We know when we make resolutions that at best, they are wishful thinking that holds no penalties if they don’t last. The most resolute thing about New Year’s resolutions and wishes is that although we make them with sincerity and plan to keep them in earnest when made, there’s the sense that there’s always next year to make them again. In fact, 88% of New Year’s resolutions fail—80% of them are over, forgotten or just abandoned by March of the new year.

The new year is indeed a time that many reflect on their lives—sometimes with regret, sometimes with anger about what went wrong—but more often with thanks and with hope for a better year ahead. There are always celebrities who weigh in with their New Year hopes, predictions, aspirations and advice. Oprah Winfrey famously said: “Cheers to a new year and another chance for us to get it right.” Albert Einstein advised: “Learn from yesterday, live for today, hope for tomorrow.” Maya Angelou noted: “I’ve learned that people will forget what you said, people will forget what you did, but people will never forget how you made them feel.” Mark Twain suggested, “New Year’s Day is the accepted time to make your regular annual good resolutions. Next week you can begin paving hell with them as usual.” John Lennon said: “Count your age by friends, not years. Count your life by smiles, not tears.” Michelle Obama encouraged youngsters to “choose people in your life who lift you up.” Mohammed Ali gave this advice: “I hated every minute of training. But I said, don’t quit. Suffer now and live the rest of your life a champion.” Dr. Martin Luther King Jr. counseled his followers to “take the first step in faith—you don’t need to see the whole staircase, just the first step.” And even Dr. Seuss chimed in with this philosophical thought: “Sometimes you will never know the value of a moment until it becomes a memory.”

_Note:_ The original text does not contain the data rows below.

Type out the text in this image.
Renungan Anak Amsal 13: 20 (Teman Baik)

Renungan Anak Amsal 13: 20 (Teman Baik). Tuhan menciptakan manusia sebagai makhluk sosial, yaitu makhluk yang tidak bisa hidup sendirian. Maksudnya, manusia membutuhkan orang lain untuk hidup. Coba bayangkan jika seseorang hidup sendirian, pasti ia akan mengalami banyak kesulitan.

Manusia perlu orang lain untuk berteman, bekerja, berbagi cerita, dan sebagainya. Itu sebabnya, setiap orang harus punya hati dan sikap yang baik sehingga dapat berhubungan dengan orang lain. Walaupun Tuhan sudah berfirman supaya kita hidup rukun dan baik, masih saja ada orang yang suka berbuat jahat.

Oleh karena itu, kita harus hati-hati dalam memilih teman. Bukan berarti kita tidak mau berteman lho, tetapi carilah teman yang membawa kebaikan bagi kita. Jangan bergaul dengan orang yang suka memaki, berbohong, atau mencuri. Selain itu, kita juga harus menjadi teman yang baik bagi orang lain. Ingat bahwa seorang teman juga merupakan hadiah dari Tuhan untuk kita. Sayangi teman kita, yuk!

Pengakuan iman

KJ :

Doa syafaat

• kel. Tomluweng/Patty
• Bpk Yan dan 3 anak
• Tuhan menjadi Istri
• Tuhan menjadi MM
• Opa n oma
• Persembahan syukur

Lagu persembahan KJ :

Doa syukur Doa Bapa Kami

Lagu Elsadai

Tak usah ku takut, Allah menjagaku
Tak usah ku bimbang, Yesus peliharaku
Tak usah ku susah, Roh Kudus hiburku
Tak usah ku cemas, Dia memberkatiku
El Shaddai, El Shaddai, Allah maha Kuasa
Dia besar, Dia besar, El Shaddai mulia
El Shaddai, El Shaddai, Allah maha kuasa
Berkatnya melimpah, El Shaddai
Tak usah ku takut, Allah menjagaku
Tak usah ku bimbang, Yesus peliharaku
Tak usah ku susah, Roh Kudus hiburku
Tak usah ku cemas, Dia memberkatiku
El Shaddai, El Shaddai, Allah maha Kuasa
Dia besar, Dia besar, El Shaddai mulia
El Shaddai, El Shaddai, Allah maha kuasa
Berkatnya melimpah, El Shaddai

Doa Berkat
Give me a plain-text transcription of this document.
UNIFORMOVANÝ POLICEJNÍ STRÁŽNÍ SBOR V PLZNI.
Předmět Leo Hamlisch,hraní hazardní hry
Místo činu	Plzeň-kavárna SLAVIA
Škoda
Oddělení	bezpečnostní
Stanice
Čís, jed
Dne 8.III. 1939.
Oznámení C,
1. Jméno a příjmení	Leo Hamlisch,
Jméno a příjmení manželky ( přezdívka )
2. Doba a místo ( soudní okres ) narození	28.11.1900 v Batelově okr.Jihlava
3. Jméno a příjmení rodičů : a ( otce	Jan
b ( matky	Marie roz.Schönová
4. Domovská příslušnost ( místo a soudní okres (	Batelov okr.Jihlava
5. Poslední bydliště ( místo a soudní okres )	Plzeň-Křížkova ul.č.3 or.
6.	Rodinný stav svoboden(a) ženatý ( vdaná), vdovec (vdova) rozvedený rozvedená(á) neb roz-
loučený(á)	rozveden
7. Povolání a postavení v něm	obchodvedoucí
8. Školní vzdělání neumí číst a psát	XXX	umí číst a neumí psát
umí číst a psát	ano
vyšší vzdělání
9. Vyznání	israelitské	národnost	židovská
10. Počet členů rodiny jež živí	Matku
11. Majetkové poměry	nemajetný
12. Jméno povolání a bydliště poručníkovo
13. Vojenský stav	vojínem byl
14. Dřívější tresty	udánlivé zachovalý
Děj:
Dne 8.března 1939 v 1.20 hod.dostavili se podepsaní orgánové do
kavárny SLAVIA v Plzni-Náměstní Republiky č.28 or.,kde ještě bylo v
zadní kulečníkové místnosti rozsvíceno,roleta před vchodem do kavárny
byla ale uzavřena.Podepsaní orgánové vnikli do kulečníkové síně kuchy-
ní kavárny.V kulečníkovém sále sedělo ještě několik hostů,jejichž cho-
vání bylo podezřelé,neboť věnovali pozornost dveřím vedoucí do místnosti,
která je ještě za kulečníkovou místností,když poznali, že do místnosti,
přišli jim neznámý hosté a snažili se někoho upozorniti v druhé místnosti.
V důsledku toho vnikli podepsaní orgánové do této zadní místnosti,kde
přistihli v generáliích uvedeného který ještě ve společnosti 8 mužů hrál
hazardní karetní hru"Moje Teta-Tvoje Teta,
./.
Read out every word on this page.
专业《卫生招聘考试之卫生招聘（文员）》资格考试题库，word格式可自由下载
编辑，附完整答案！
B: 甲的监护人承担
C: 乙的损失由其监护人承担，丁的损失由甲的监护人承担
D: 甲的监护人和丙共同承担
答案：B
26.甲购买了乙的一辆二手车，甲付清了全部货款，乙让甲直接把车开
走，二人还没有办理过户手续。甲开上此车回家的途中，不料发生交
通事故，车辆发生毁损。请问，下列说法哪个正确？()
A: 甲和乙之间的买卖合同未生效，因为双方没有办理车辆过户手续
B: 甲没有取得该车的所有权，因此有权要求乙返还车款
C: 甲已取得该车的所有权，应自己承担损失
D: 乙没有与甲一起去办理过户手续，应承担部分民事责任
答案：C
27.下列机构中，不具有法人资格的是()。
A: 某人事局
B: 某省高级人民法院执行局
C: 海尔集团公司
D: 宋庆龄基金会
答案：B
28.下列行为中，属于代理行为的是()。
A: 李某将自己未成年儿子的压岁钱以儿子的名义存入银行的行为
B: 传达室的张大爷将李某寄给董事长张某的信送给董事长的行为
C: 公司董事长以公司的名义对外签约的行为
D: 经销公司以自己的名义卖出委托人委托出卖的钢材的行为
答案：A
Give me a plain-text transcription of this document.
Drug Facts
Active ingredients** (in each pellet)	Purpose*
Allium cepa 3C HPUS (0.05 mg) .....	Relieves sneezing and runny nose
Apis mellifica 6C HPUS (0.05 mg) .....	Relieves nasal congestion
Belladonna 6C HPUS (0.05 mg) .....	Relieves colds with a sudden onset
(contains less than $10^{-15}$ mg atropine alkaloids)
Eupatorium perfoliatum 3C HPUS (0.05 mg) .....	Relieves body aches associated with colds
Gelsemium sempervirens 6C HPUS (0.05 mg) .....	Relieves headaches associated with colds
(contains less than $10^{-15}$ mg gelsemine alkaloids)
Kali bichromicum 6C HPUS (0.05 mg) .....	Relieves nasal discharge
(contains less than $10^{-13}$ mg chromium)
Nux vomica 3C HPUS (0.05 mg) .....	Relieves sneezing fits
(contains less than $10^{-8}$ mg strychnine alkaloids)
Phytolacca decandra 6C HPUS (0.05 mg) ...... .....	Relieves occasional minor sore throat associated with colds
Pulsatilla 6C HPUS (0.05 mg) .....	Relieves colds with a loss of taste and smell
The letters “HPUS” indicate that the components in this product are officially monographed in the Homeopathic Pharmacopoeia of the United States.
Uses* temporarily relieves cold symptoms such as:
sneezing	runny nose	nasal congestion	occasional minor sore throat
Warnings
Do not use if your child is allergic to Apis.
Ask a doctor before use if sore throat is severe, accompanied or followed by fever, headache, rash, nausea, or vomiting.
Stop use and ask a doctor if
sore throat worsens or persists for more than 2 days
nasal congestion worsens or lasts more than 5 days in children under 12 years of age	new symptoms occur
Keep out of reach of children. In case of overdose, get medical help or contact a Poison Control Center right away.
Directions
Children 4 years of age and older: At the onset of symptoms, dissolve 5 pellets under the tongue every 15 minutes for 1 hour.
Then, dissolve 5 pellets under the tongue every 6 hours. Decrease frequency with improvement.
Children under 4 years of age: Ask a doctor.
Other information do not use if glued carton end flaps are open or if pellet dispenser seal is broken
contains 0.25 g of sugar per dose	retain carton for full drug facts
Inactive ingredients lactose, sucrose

With more than two years of the coronavirus and its variants, many things have now changed forever. Despite signs that we’re on the road to recovery, there is a new normal that for some is anything but normal. Surely, so much is different, from the way we currently work and shop, to how we spend our leisure time. Some might say they preferred the pre-pandemic ways—like seeing a new movie at the local cinema and buying a gigantic tub of hot popcorn loaded with butter, instead of viewing it at home on Netflix on their iPad. Yet, here we are: 2023 knocking at the door and telling us it’s time to move on.

While some may question if the pandemic could possibly have had a “silver lining,” such as more time with family members, or perhaps even produced a profound sense of thanks or a reinvigorated  feeling of joy for the simple pleasures that had been taken for granted or ignored, let’s look to the future with hope. While few would say that 2022 will be missed and certainly, not forgotten, a new year means beginnings and another chance to be more resolute about our resolutions.